Guthook CDT mile 829.4 to mile 844.6
(15.2 miles, +1,700/-2,300 feet).
I slept surprisingly well last night. In the past I have always looked for dead flat places to camp, but in a wet environment like this good drainage is key, and good drainage usually means a bit of a slope.
Around 6am I jumped out of the tent to explore the area a bit.




By 8am we were packed up and back on trail. It was easy walking through rolling fields and past more tarns. We saw (and heard!) a huge herd of elk in the distance, but alas they were too far away for good pictures.





Snow fields still sat above some of the tarns.



Soon we had to cross our first snow field. There was nothing particularly difficult or scary today, but these are still new for me and it was a great opportunity to learn technique from Vogue.



After the snow we encountered a pretty swampy section that kept our feet good and wet.



After the swampy part we hit a traverse that made for wonderful hiking, duffy and fast.


Soon we were back in rolling fields.



Vogue’s experience with monsoon storms on the CDT was great for this trip. He could read the sky and he knew that most days rain would start around 3pm and last a couple of hours so we could plan around it. But today there seemed to be more activity earlier in the day. We kept watching the sky for signs that we should set up our tents for shelter.

The dramatic sky made Blue Lake even more beautiful as we circumnavigated it.




Thunder started to crack all around us, but when we counted the seconds between flash and crash it seemed the storms were still a few miles away.

We thought we had more time before we would need to shelter, but about 1pm it suddenly started hailing and pouring. Vogue ducked into a dense patch of trees.

My umbrella was actually doing a great job keeping me dry, but I worried that it might start getting windy. I needed to put my raingear on. I handed my umbrella to Vogue while I quickly added layers. Then I joined him under it and we waited out the storm.


Vogue was worried about hypothermia, so he pulled out some peanut M&Ms and shared them with me (yum!). We discussed strategy, but really the best option was for us to wait until the downpour moved on.
It felt like a long time waiting, but the timestamps on my pictures indicate it was probably no more than half an hour.
It was great to get out and start walking again, but my biggest worry was looming above us. We needed to climb a treeless ridge while we still heard periodic thunder.
I am more afraid of lightning than I should be, and I took this opportunity to learn from Vogue’s experience. We stopped at the last group of trees to assess the situation, and it looked like the storms producing the lightning were far to our east and north, so we decided to go for it.
Not surprisingly, I have no pictures of that part of the hike!
But once we got down on the other side a ways, I was able to breathe easier and enjoy the incredible views of the Middle Fork of the Conejos River.







We got back down to the treeline and the trail promptly disappeared in undergrowth.

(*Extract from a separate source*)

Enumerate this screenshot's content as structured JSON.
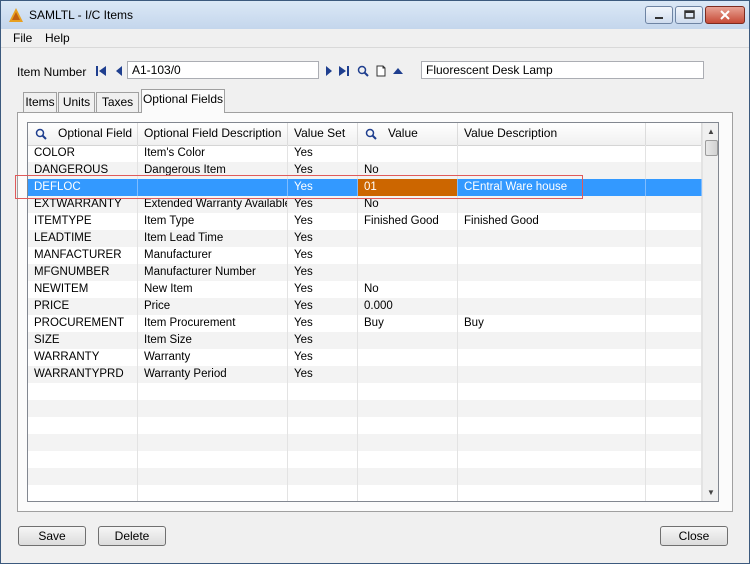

We had a bit of a tough time finding a campsite as we got closer to the headwaters of the Middle Fork of the Conejos since everything was so wet. But we passed a short trail that ran 30 feet above the CDT and discovered a well-drained place to set up for the night.


I was really surprised. We were no more than 100 feet from what was surely a very buggy campsite right by the river, but our well-drained spot was almost bug-free.
I set my tent up in a spot that is about three times more inclined than last night’s site. I’m hopeful I don’t slide down the mountain in my sleep!